- Born: 1 September 1976 Banja Luka, SR Bosnia and Herzegovina, SFR Yugoslavia
- Died: 12 February 2019 (aged 42) Kiseljak, Bosnia and Herzegovina
- Conviction: Murder
- Criminal penalty: 14 years (first conviction) 20 years (second conviction)

Details
- Victims: 4
- Span of crimes: 1998–2019
- Country: Bosnia and Herzegovina

= Edin Gačić =

Bosnian serial killer (1976–2019)

Edin Gačić (1 September 1976 – 12 February 2019) was a Bosnian serial killer who murdered four people between 1998 and 2019. He is the only known serial killer in Bosnian and Herzegovinian history.

== Early life and crimes ==
Gačić was born in Banja Luka in SR Bosnia and Herzegovina in 1976. According to his statements given to police agencies during his arrest, he was sexually abused as a child.

During the Bosnian War, he served in the El-Mudžahid military detachment of the 3rd Corps of ARBiH from 1993 to 1995. After the war, he killed his fellow soldier Ismet Gunić in 1998, for which he was sentenced to 14 years in prison the following year.

While on a weekend leave from prison, he shot and killed his mother, Sifeta, in the Bosnian city of Zenica in August 2002. The court subsequently handed down a cumulative sentence of 20 years in prison for Gačić. He returned to prison, being released again 15 years later.

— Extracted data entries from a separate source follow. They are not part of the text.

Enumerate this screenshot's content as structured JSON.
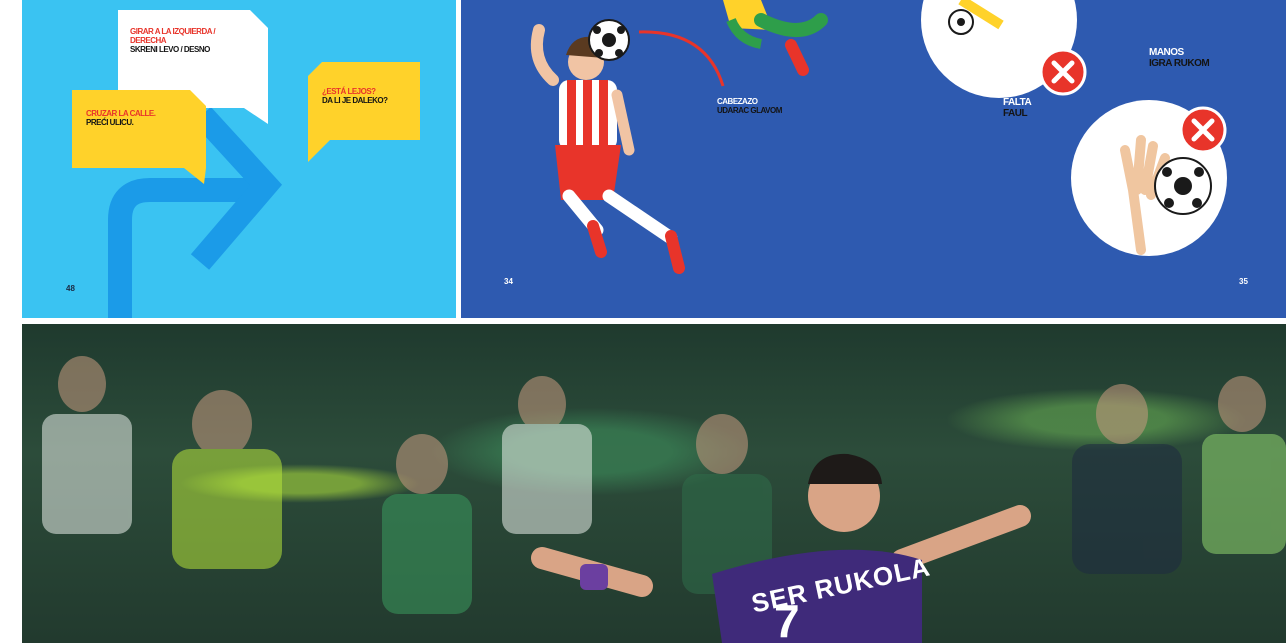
{
  "left_page": {
    "bubble_white": {
      "line_es": "GIRAR A LA IZQUIERDA / DERECHA",
      "line_sr": "SKRENI LEVO / DESNO"
    },
    "bubble_yellow_left": {
      "line_es": "CRUZAR LA CALLE.",
      "line_sr": "PREĆI ULICU."
    },
    "bubble_yellow_right": {
      "line_es": "¿ESTÁ LEJOS?",
      "line_sr": "DA LI JE DALEKO?"
    },
    "page_number": "48"
  },
  "right_page": {
    "heading_caption": {
      "line_es": "CABEZAZO",
      "line_sr": "UDARAC GLAVOM"
    },
    "foul_caption": {
      "line_es": "FALTA",
      "line_sr": "FAUL"
    },
    "hands_caption": {
      "line_es": "MANOS",
      "line_sr": "IGRA RUKOM"
    },
    "page_number_left": "34",
    "page_number_right": "35"
  },
  "photo": {
    "shirt_name": "SER RUKOLA",
    "shirt_number": "7"
  },
  "colors": {
    "sky": "#3ac3f2",
    "royal_blue": "#2e5ab0",
    "bubble_yellow": "#ffd22a",
    "arrow_blue": "#1b9be8",
    "accent_red": "#e8342a",
    "kit_purple": "#3f2a7a"
  }
}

After his release from prison, he did not commit any crimes and was staying in Banja Luka until he sold his apartment and moved to Konjic. However, in 2019 he shot and killed two other men, Suad Sultanić, who was his neighbour and a shop owner in Konjic, and later Mahir Begić, who was a policeman, in Tarčin.

== Death ==
After the murder of Begić, the State Investigation and Protection Agency issued a nationwide manhunt for Gačić. After eight days of searching, he was found in the Lepenica settlement near Kiseljak. Gačić engaged the police in an armed confrontation; he had the pistol of Mahir Begić, and he slightly injured a police officer. He was shot and killed on 12 February 2019.